For the next few posts, my Broadfoot family will be the subject. Broadfoot is my maiden name and I started researching my Scottish family when I was in my early twenties. I learned the value of oral history with this family; discovering that the generation before me did not know all of the answers!
My father and my aunt spent a lot of time helping me puzzle out the generations before then and quickly decided that we should travel to Massachusetts to see Great Auntie Peg who could tell us more. I was so surprised to learn that I had a great aunt that I had never seen! She was delightful. I remember that she had siblings back in Scotland that she had never seen and knew little about. I still have a hard time imagining having family I didn't know about. She seemed sad but accepted this fact of her life.

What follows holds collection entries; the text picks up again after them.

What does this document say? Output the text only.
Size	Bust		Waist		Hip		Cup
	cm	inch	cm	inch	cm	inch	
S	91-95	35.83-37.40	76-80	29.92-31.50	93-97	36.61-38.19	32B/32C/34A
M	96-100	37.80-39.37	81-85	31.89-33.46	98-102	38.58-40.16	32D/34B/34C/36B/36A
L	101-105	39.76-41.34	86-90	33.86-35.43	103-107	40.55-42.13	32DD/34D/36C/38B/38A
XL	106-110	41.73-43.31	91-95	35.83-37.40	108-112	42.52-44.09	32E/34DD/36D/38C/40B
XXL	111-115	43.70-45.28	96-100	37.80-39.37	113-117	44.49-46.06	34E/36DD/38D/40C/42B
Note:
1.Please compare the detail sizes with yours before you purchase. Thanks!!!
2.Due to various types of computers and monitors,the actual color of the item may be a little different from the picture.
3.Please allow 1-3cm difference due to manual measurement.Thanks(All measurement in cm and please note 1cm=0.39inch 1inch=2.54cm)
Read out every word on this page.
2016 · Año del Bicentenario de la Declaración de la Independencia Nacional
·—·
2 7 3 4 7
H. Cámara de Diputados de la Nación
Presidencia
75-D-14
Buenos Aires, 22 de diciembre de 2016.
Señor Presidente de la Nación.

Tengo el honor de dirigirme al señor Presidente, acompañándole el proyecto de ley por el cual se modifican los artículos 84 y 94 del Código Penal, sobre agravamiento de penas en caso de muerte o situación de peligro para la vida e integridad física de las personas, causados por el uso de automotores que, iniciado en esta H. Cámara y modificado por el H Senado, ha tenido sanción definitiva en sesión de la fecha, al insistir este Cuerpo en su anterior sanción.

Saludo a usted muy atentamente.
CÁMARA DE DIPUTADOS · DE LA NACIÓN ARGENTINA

This is the lovely monument for the Broadfoot family in Section 9 of the River Bend Cemetery in Westerly, Rhode Island. Here rest family members that I never knew. My father listened to stories about them; this much he told me. I wouldn't know about them if I had not started working on this branch of my tree early in my own life.

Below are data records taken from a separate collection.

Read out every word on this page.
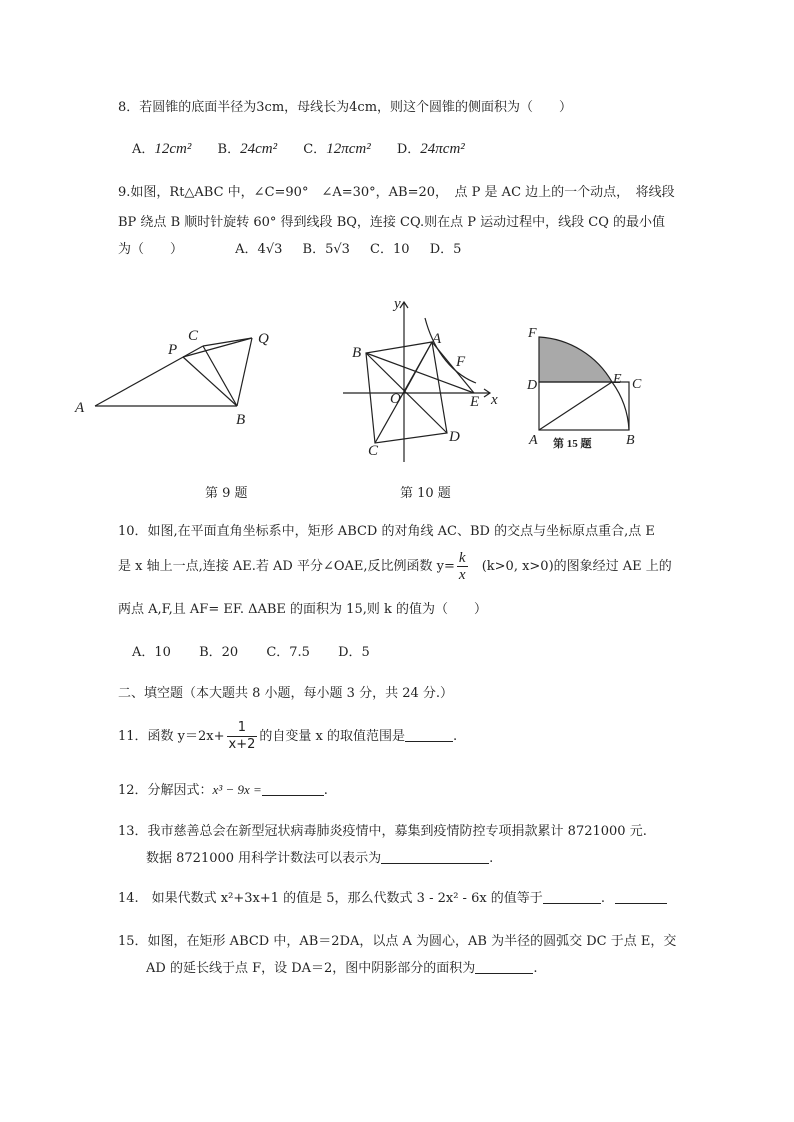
8．若圆锥的底面半径为3cm，母线长为4cm，则这个圆锥的侧面积为（　　）
A．12cm² B．24cm² C．12πcm² D．24πcm²
9.如图，Rt△ABC 中，∠C=90°　∠A=30°，AB=20，　点 P 是 AC 边上的一个动点，　将线段
BP 绕点 B 顺时针旋转 60° 得到线段 BQ，连接 CQ.则在点 P 运动过程中，线段 CQ 的最小值
为（　　）	A．4√3 B．5√3 C．10 D．5
A
B
C
P
Q
y
x
A
B
C
D
E
F
O
F
D	E C
A	B
第 15 题
第 9 题	第 10 题
10．如图,在平面直角坐标系中，矩形 ABCD 的对角线 AC、BD 的交点与坐标原点重合,点 E
是 x 轴上一点,连接 AE.若 AD 平分∠OAE,反比例函数 $y= \frac{k}{x} (k>0$, x>0)的图象经过 AE 上的
两点 A,F,且 AF= EF. ΔABE 的面积为 15,则 k 的值为（　　）
A．10 B．20 C．7.5 D．5
二、填空题（本大题共 8 小题，每小题 3 分，共 24 分.）
11．函数 $y=2x+ \frac{1}{x+2}$ 的自变量 x 的取值范围是	.
12．分解因式：x³ − 9x =	.
13．我市慈善总会在新型冠状病毒肺炎疫情中，募集到疫情防控专项捐款累计 8721000 元.
数据 8721000 用科学计数法可以表示为	.
14.　如果代数式 x²+3x+1 的值是 5，那么代数式 3 - 2x² - 6x 的值等于	.
15．如图，在矩形 ABCD 中，AB＝2DA，以点 A 为圆心，AB 为半径的圆弧交 DC 于点 E，交
AD 的延长线于点 F，设 DA＝2，图中阴影部分的面积为	.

I took a course in Scottish genealogy online and it was a wonderful experience. The instructor, David Webster, lives in Scotland and was very intrigued by the surname Broadfoot. He was a huge help finding records for me and tracing this line back as far as we ever think it will go. In turn, I helped him with some technology skills. What a team we were. I still use the Scotland's People Web site and hope someday to be able to find out more about this interesting family of stonecutters.